İsrail son zamanlarda İran ve Hizbullah’ın Suriye’nin güneyinde artan nüfuzundan oldukça endişeli. Fakat İsrail’in endişelerinin batılı müttefikleri tarafından yeterince dikkte alınmadığı ve İsrail’in bugüne kadar aldığı güvencelerden memnun kalmadığı görülüyor. Bununla birlikte, İsrail Genelkurmay Başkanı Gadi Eisenkot, İsrail’in herhangi bir İran etkisinden arındırılmış 40 kilometrelik bir alanı uygulamaya sokmak istediğini açıkça belirtti. Yedioth Ahronoth’a konuşan Eisenkot, “İran’ın sınırın 30-40 km içerisine girmesini önlemek için çeşitli yollar arıyoruz” dedi. “Suriye’de İran etkisinin olmadığı bir noktaya ulaşmak istiyoruz ve bu birleşik bir askeri ve diplomatik çabayla yapılmaktadır” diyen Eisenkot, bu büyüklükte bir tampon bölgenin Kuneytra ve hatta Dera bölgelerine kadar uzanacağına işaret etti.
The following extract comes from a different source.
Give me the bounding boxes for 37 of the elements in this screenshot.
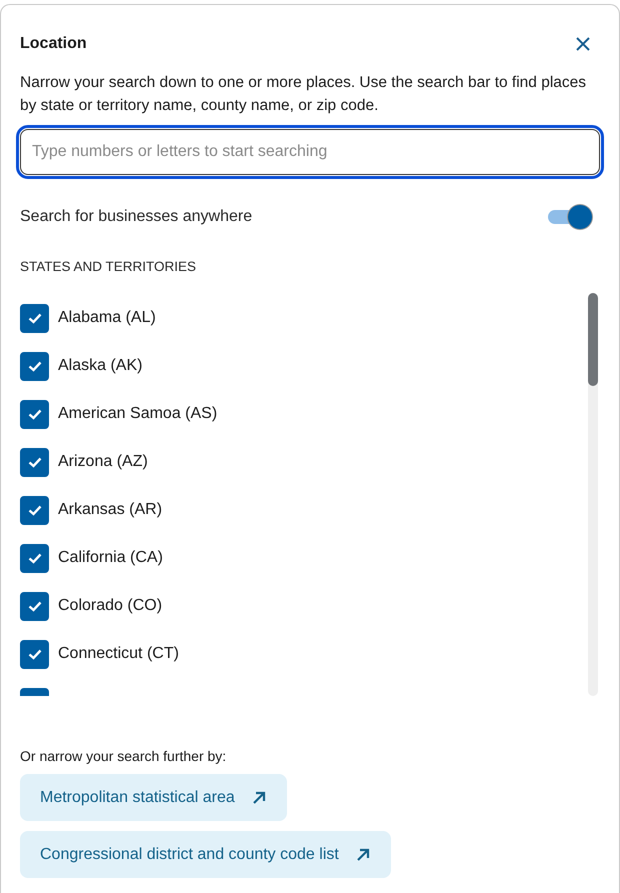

‘HİZBULLAH VE İRAN’IN HAMA’NIN GERİSİNE KADAR İTİLMESİNİ İSTİYORLAR’

Yine Intercept’e konuşan Amman’daki bir ÖSO komutanı, İsrail için 40 kilometrelik tampon bölge bile yeterli olmadığını belirterek, “Aslında Hizbullah ve İran’ın Hama’nın gerisine kadar itilmesini istiyorlar” ifadelerini kullandı. Suriye’deki genişletilmiş tampon bölge veya “güvenli bölge”, İsrail’in Suriye hükümetinin kontrolü altında olmayan bir alan üzerinde egemenlik iddiasında bulunamayacağı yönündeki tutumunu da güçlendirecek.
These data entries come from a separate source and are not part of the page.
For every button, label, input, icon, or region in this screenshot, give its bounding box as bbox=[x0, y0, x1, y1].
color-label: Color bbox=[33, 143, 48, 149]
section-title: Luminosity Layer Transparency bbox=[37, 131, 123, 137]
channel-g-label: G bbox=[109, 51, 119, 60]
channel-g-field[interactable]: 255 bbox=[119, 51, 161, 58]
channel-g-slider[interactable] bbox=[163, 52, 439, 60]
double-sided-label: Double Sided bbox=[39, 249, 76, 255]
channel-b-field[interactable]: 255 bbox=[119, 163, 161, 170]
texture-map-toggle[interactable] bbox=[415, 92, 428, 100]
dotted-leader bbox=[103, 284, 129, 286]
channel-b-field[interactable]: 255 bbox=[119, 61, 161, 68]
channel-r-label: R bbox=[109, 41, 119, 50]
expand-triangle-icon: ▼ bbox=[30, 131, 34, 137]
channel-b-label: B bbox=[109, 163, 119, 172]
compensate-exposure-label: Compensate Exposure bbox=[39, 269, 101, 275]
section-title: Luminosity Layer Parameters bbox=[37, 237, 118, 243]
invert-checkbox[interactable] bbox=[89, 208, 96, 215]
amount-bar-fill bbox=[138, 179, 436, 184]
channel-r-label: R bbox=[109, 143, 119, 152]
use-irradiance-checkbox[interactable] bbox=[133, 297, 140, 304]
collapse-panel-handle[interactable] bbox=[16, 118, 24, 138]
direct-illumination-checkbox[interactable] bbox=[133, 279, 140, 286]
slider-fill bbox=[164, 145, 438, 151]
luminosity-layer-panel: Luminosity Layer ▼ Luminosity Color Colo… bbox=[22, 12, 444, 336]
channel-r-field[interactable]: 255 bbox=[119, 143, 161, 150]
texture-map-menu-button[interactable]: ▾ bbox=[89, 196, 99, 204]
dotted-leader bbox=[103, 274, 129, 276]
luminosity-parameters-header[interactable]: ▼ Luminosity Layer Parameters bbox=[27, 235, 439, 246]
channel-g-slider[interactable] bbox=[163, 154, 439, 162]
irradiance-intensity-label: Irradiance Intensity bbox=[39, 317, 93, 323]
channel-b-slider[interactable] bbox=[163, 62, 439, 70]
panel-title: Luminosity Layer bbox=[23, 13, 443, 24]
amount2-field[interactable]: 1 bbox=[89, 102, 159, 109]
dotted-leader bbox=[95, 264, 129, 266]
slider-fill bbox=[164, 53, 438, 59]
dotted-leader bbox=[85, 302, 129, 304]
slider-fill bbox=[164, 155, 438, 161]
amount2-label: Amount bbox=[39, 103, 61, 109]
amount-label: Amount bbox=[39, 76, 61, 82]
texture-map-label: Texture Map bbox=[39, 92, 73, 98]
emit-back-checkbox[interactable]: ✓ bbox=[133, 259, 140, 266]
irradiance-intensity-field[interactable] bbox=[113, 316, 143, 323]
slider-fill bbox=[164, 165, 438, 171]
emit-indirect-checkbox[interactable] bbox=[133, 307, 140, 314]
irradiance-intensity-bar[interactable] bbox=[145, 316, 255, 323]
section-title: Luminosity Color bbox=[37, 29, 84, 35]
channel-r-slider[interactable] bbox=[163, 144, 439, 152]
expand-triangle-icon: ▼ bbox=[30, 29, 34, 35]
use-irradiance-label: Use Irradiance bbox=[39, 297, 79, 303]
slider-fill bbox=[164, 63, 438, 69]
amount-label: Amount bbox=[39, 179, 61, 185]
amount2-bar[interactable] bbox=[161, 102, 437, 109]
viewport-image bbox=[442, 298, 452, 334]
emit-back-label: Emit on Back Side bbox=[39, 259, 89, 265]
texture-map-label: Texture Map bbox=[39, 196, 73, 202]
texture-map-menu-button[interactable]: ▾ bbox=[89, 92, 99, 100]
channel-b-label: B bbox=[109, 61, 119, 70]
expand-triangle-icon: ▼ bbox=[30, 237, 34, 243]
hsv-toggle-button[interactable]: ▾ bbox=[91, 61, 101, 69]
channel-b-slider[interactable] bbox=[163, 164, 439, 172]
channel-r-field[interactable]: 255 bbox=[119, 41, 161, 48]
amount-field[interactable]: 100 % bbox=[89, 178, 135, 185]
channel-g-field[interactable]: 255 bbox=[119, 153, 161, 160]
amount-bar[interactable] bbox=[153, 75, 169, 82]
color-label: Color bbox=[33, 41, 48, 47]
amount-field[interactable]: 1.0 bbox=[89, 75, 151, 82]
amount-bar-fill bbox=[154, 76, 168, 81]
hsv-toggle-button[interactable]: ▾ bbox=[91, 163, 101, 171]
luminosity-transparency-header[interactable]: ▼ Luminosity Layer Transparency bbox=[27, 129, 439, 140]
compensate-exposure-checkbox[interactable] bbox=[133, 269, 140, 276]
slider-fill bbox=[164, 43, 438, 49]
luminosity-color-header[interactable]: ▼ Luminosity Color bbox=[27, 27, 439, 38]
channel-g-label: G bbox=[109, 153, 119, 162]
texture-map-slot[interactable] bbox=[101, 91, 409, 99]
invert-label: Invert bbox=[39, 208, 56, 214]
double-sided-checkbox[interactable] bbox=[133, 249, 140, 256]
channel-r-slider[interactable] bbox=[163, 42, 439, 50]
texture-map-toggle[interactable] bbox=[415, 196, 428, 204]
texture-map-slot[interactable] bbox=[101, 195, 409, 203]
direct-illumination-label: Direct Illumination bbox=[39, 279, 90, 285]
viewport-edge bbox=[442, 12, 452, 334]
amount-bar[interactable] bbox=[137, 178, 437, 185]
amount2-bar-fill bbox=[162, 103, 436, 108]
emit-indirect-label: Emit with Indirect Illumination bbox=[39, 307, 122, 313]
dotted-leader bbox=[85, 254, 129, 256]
Bunun yanı sıra İsrail’in endişesinin kaynağı sadece İran ve Hizbullah’ın bölgede artan etkisi değil. Aynı zamanda Golan Tepeleri’ndeki kontrolünün sürekliliği. İsrail, 1967’de Golan’da 1,200 dönüm arazi ele geçirdi ve o zamandan beri işgal devam ediyor. İşgal fiilen 1967’de başlasa da, İsrail uluslararası topluluk tarafından resmi olarak 1981’de kınandı. Suriye topraklarına girme, İsrail’in Golan Tepeleri’ndeki faaliyetinde bir artışa paralel olarak gerçekleştiriliyor. Bu hamle, yerleşim faaliyetlerinin genişletilmesini içeriyor; yerel altyapıya ve yerel ekonomiye daha fazla yatırım; Golan’da yaşayan 20 bin Suriyeliyi İsrail vatandaşlığına alma ve yerel seçime katılmaya teşvik etme ve tartışmalı multimilyon dolarlık bir petrol arama projesinin ruhsatlandırılması ve onaylanması. Tüm bunlar İsrail’in Golan Tepeleri üzerindeki bekasını güçlendirmeye yönelik.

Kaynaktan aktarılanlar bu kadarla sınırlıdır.